By the way, I learned from Jeff that the NAFTA treaty allows librarians (MLS) to move across the borders of Canada, Mexico and the U.S. quite easily for employment purposes. Evidently, more than a few librarians from the U.S. have found positions in Canada.

Elizabeth Unger, Academic Fellow at Kansas State University, gave a talk entitled "Social Tools on a Shoe String" but talked very little about social tools, yet made us all think.
  • She showed us several math programs and we quickly saw the context of the questions, which allowed us to answer them correctly. However, the last question she displayed reminded us that we can't assume the context. Assuming is something we're good at.
  • What will the university of the future look like?
  • How do we assure the integrity of the information?
  • How do we improve the quality of the communication?
  • She mentioned this book, The Cult of the Amateur: How Today's Internet is Killing Our Culture.
  • Identity theft happens to one in 40 people. We're sharing personal information all the time online (even through our library systems). How can we help to protect personal information?
Beth shows us this video from the YouTube Ethnography Project headed by Mike Wesch.
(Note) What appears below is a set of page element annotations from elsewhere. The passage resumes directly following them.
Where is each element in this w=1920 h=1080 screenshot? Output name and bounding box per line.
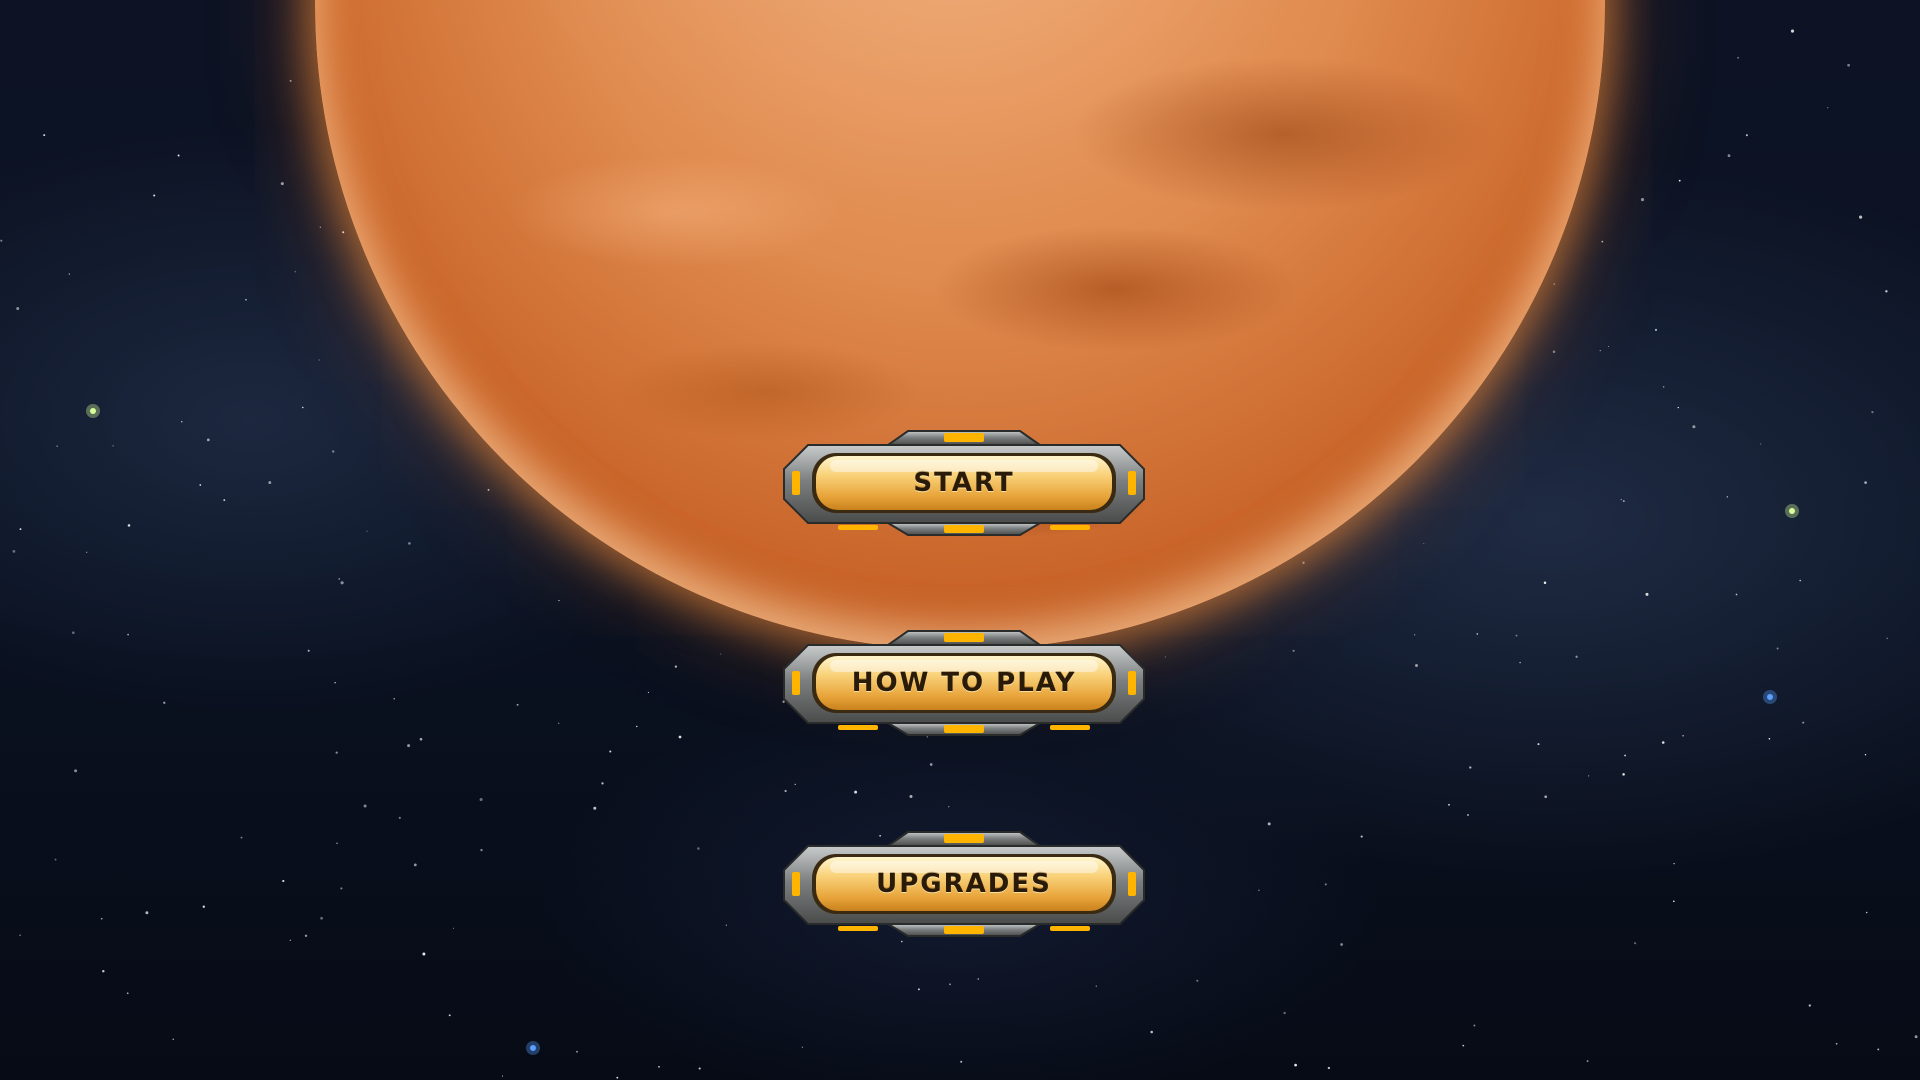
how-to-play-button[interactable]: HOW TO PLAY: [778, 625, 1150, 741]
upgrades-button[interactable]: UPGRADES: [778, 826, 1150, 942]
start-label: START: [913, 468, 1015, 498]
main-menu-screen: START HOW TO PLAY UPGRADES: [0, 0, 1920, 1080]
start-button[interactable]: START: [778, 425, 1150, 541]
upgrades-label: UPGRADES: [876, 869, 1052, 899]
main-menu: START HOW TO PLAY UPGRADES: [0, 0, 1920, 1080]
how-to-play-label: HOW TO PLAY: [851, 668, 1077, 698]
Rolf Goedhardt, from, talked about the changes that have not occurred in our classrooms over the last 100+ years and then talked about a product that his company is marketing which provides a new tool for teachers. What really stood out to me is that we are still teaching the same way that we have for decades (if not longer), and we assume that paradigm will still work today, yet we know from test scores, etc., that it isn't working.

The last speaker on Thursday was Amanda Etches-johnson, who also works at McMaster University. Amanda talked about staff development and five weeks to a social library project. Her presentation is here (4.9 MB). One of her key points is that we need to focus on learning, not on training. We need to get people exploring, experimenting and playing with technology.
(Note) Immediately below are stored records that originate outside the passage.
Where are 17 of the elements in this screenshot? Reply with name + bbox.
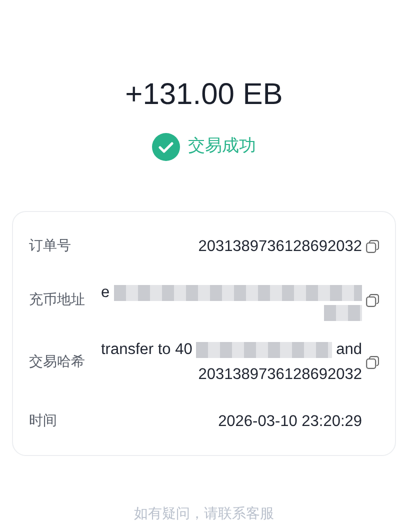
field-value: 2031389736128692032: [198, 236, 362, 256]
copy-icon[interactable]: [366, 356, 379, 368]
field-label: 充币地址: [29, 291, 86, 310]
field-value: and: [336, 340, 362, 360]
copy-icon[interactable]: [366, 294, 379, 307]
check-circle-icon: [152, 133, 180, 161]
help-text: 如有疑问，请联系客服: [134, 505, 274, 524]
field-label: 时间: [29, 412, 58, 430]
field-value: 2031389736128692032: [198, 365, 362, 385]
field-label: 订单号: [29, 236, 72, 256]
field-label: 交易哈希: [29, 352, 86, 372]
copy-icon[interactable]: [366, 240, 379, 252]
amount-text: +131.00 EB: [125, 77, 283, 113]
field-value: 2026-03-10 23:20:29: [218, 412, 362, 432]
field-value: transfer to 40: [101, 340, 192, 360]
field-value: e: [101, 283, 110, 303]
status-text: 交易成功: [188, 135, 256, 158]
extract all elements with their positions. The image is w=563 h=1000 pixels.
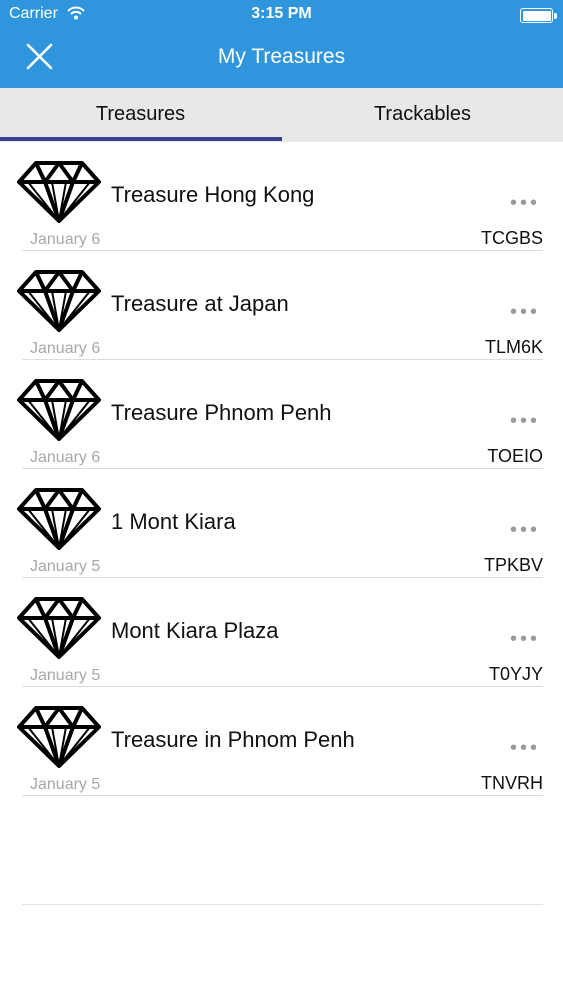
battery-icon: [520, 8, 557, 23]
treasure-date: January 5: [30, 558, 101, 575]
list-item[interactable]: 1 Mont Kiara ••• January 5 TPKBV: [0, 469, 563, 578]
more-options-icon[interactable]: •••: [510, 411, 540, 431]
more-options-icon[interactable]: •••: [510, 520, 540, 540]
selected-tab-indicator: [0, 137, 282, 141]
diamond-icon: [17, 161, 101, 223]
diamond-icon: [17, 488, 101, 550]
page-title: My Treasures: [217, 45, 346, 68]
treasure-title: Treasure Phnom Penh: [111, 400, 332, 425]
treasure-date: January 6: [30, 231, 101, 248]
clock-time: 3:15 PM: [251, 5, 312, 22]
treasure-code: T0YJY: [488, 664, 543, 684]
treasure-date: January 6: [30, 449, 101, 466]
treasure-title: Treasure in Phnom Penh: [111, 727, 355, 752]
treasure-code: TPKBV: [483, 555, 543, 575]
diamond-icon: [17, 379, 101, 441]
treasure-date: January 5: [30, 667, 101, 684]
list-item[interactable]: Treasure at Japan ••• January 6 TLM6K: [0, 251, 563, 360]
tab-bar: Treasures Trackables: [0, 88, 563, 142]
diamond-icon: [17, 706, 101, 768]
diamond-icon: [17, 270, 101, 332]
list-item[interactable]: Mont Kiara Plaza ••• January 5 T0YJY: [0, 578, 563, 687]
list-item[interactable]: Treasure Phnom Penh ••• January 6 TOEIO: [0, 360, 563, 469]
list-item[interactable]: Treasure in Phnom Penh ••• January 5 TNV…: [0, 687, 563, 796]
treasure-code: TLM6K: [484, 337, 543, 357]
empty-row-divider: [22, 904, 543, 905]
treasure-date: January 6: [30, 340, 101, 357]
status-bar: Carrier 3:15 PM: [0, 0, 563, 30]
more-options-icon[interactable]: •••: [510, 302, 540, 322]
more-options-icon[interactable]: •••: [510, 738, 540, 758]
list-item[interactable]: Treasure Hong Kong ••• January 6 TCGBS: [0, 142, 563, 251]
more-options-icon[interactable]: •••: [510, 629, 540, 649]
diamond-icon: [17, 597, 101, 659]
treasure-code: TCGBS: [480, 228, 543, 248]
treasure-title: Treasure Hong Kong: [111, 182, 315, 207]
treasure-title: 1 Mont Kiara: [111, 509, 236, 534]
tab-treasures[interactable]: Treasures: [0, 88, 281, 142]
more-options-icon[interactable]: •••: [510, 193, 540, 213]
tab-trackables[interactable]: Trackables: [282, 88, 563, 142]
treasure-title: Mont Kiara Plaza: [111, 618, 279, 643]
treasure-title: Treasure at Japan: [111, 291, 289, 316]
treasure-code: TNVRH: [481, 773, 543, 793]
row-divider: [22, 795, 543, 796]
nav-bar: Carrier 3:15 PM My Treasures: [0, 0, 563, 88]
treasure-date: January 5: [30, 776, 101, 793]
treasure-code: TOEIO: [487, 446, 543, 466]
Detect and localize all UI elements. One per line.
On Friday morning, Barbara Tierney, Information Desk Coordinator for University of North Carolina at Charlotte, talked about "The Information Commons: Arena for Innovation." You can read an overview of her presentation here as well as download a bibliography and view photos/details of several learning commons (53 MB file, but worth downloading to view). We've gone from having computer labs to information commons and now to learning commons. And there are commons that integrate faculty, teaching and research into their spaces. She said that if you can't get to the library from Google, you won't get there. (A similar point was made by other speakers, including myself.)
  • She suggested that we must be tuned into what is new -- or coming -- in a student's world. We need to be ready for the "next thing."
  • Place the commons near the front of the facility.
  • Design a flexible space.
  • Provide for collaborative learning spaces.
  • Temple University has the largest information commons.
She made lots of other points, but I couldn't write them down fast enough. However, I'm sure they are in the book she just co-authored as well as in other writings.
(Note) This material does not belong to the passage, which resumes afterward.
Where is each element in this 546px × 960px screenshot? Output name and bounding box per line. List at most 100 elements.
The next speaker was me and I'll post about that tomorrow. Unfortunately, I did not get to hear the final two speakers -- Scott Nicholson (Program Director, Masters in Library and Information Science for the iSchool at Syracuse Univ.) and Rick Luce (Vice Provost and Director of University Libraries, Emory Univ.) -- because I had to catch my flight. Scott talked about gaming trends in libraries while Rich talk about transformation leadership. Their presentations should be on the E-Info Global Symposium web site soon.

The staff at UAH did a wonderful job putting this conference together. Thanks to Annette Parrish for her attention to details and Daniel, Daniel & Tom (or D-D-T) who oversaw the technology used during the event. They all could give lessons to other small conferences on how to ensure that things go well.

At the start of my presentation, I encouraged everyone to find one thing in each presentation to take back to the office and share. Imagine the innovations that could occur from that effort?!